Tuesday, March 11, 2014

Road Disc Brakes: Another Step Closer

To be filed under "I Can't Wait."

In an interesting (and somewhat ironic) follow up to yesterday's post about more disc brake recalls, I found this story today on BikeRadar about how the UCI is moving closer to approving disc brakes for professional road racing bikes, which means they will be one step closer to becoming ubiquitous on most road bikes, regardless of whether they will be raced or not.

Much to the chagrin of the bicycle industry and weight weenies alike, the UCI has long been somewhat of a wet blanket, with their skepticism of some of the new technology and designs for pro-level racing bikes. Over the years they have set minimum weight standards, opposed bike designs that deviated too much from the traditional racing frame, opposed disc brakes, and blocked the use of lots of other innovations.

But under new leadership, the UCI may be poised to be much friendlier to new designs and technology. According to the BikeRadar article, the UCI has appointed a new consultant technical advisor who has promised "to work closer with the industry and collaborate on safety tests and ratification of new technologies."

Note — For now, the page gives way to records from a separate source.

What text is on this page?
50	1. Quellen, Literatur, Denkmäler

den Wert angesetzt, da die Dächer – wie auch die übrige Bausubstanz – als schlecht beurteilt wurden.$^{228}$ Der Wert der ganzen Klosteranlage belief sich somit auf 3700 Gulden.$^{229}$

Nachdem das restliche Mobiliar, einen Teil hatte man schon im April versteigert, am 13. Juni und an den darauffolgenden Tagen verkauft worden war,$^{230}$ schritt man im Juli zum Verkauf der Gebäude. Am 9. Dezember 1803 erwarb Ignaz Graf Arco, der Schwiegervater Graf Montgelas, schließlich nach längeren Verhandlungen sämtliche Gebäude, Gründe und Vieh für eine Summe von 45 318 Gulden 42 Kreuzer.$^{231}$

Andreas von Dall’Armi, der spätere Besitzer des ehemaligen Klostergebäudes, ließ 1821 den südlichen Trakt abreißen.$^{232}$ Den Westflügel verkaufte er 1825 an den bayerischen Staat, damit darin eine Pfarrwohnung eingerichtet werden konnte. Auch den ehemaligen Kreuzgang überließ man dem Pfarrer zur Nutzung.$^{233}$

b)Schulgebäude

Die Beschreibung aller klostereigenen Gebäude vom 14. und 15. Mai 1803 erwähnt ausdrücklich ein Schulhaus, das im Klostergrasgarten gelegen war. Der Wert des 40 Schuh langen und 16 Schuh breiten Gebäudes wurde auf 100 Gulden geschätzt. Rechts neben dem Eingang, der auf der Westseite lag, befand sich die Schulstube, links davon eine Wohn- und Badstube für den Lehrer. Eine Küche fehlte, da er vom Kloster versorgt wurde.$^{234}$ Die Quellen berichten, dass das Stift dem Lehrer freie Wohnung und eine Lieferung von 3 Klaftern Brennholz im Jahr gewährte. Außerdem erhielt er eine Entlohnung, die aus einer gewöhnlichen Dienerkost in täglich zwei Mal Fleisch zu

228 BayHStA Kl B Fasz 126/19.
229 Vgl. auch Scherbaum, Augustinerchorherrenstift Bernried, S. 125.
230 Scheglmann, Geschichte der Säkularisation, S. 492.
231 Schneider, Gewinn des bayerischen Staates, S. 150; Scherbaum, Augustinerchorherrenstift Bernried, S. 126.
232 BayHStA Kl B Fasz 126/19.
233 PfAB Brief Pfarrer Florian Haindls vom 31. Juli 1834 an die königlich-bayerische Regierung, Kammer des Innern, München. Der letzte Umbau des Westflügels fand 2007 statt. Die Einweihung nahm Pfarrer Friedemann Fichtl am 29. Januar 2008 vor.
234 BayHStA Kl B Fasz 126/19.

One industry insider pointed out how the new leadership will likely be more open to new innovations. "Previously we saw the UCI like a castle. We were knocking and banging on the door constantly but it was never opened. Now they have opened it from the inside: Welcome!"

At the Taipei International Cycle Show, road disc brakes were apparently a big topic, and the industry is getting pretty excited. Said one industry insider, "This is a new era at the UCI -- they are open to it. There is now a disc brake group with the UCI, with the lookout to a possible introduction to road racing within the next few years."

The BikeRadar article ended with the following, very hopeful, quote, "It's the clearest indication we've had yet of a real step towards disc brakes used in the pro peloton and certainly backs up claims on both sides of embracing new technologies for a new era."

Obviously, disc brakes are already making inroads onto road bikes, considering that UCI regulations only pertain to the pros, and don't really have any effect on general consumers, amateur racers, triathletes, or others. But so much of the industry today operates on a "top-down" approach, putting such an emphasis on what the pros are riding, and filtering the racer influence down through bikes that will never be raced. The fact that the pros are still riding on rim brakes acts as a bit of a damper. But my guess is that once all the pros get moved onto disc brakes, then finding any bike with high-quality rim brakes will become more and more difficult. My prediction is that eventually, rim brakes will be found on nothing but cheap, entry-level bikes. And as far as I'm concerned, that is not something to celebrate.

I still am not "sold" on disc brakes. I think there is widespread denial of their drawbacks. I don't believe the hype, and I still see benefits in the simplicity of a good set of classic rim brakes. I guess I wouldn't be a Retrogrouch if I saw it differently.


  1. For me its a mixed bag. I don't see the advantage (modulation?) in a pro road race setting, and certainly not for the weekend roadies. The discs are heavier than calipers (though that may change), the fork needs to be stronger and ride quality can suffer as a result, and wheel alignment gets pickier (all hail the thru axel!). I do like seeing the discs on road bikes with frame clearance for wider tires, simply because it enables larger wheel sizing without some of the drawbacks of cantis or large calipers.

    Unquestionably the worst is cheap discs. I have a Mongoose full suspension MTB with disc brakes that is an absolute horror to behold. Maybe I'll send you photos to fuel some nightmares.

    Just to keep my Retrogrouch cardholder status alive, you should know that there is sweet new steel frame road bike with my name on it that'll be built up this weekend. I haven't lost the faith.

    1. Thanks for the comments, Nathan. My experience with disc brakes (mechanical) is that they had less modulation than good side pulls. I've never tried hydraulic versions, but I've heard they're better in that regard. My thoughts on making the discs lighter is that it only exacerbates the problems of overheating and disc warping. In the case of hydraulic brakes, that heat can pose problems with the brake fluid, too. I'm glad you mentioned about the stronger fork/ride quality issue -- it's something that gets side-stepped a lot.

      Have fun building up the new bike!

  2. It seems to me that a disc brake is nothing more than a heat sink that is intended to first absorb and then radiate away kinetic energy that has been converted into heat energy. To do this, it needs a large diameter and a large mass to absorb the heat without damage to the heat sink or the friction materials. Instead, what we currently have is a small diameter disc and a small mass optimized for style and light weight not function. Add to this the asymmetry of the brake mount and the twisting forces which result and you have an effective recipe for failure but it sure is stylin'! This is a perfect triumph of style over function caused by the mistaken assumption that technology appropriate for motorcycles is equally appropriate for bicycles.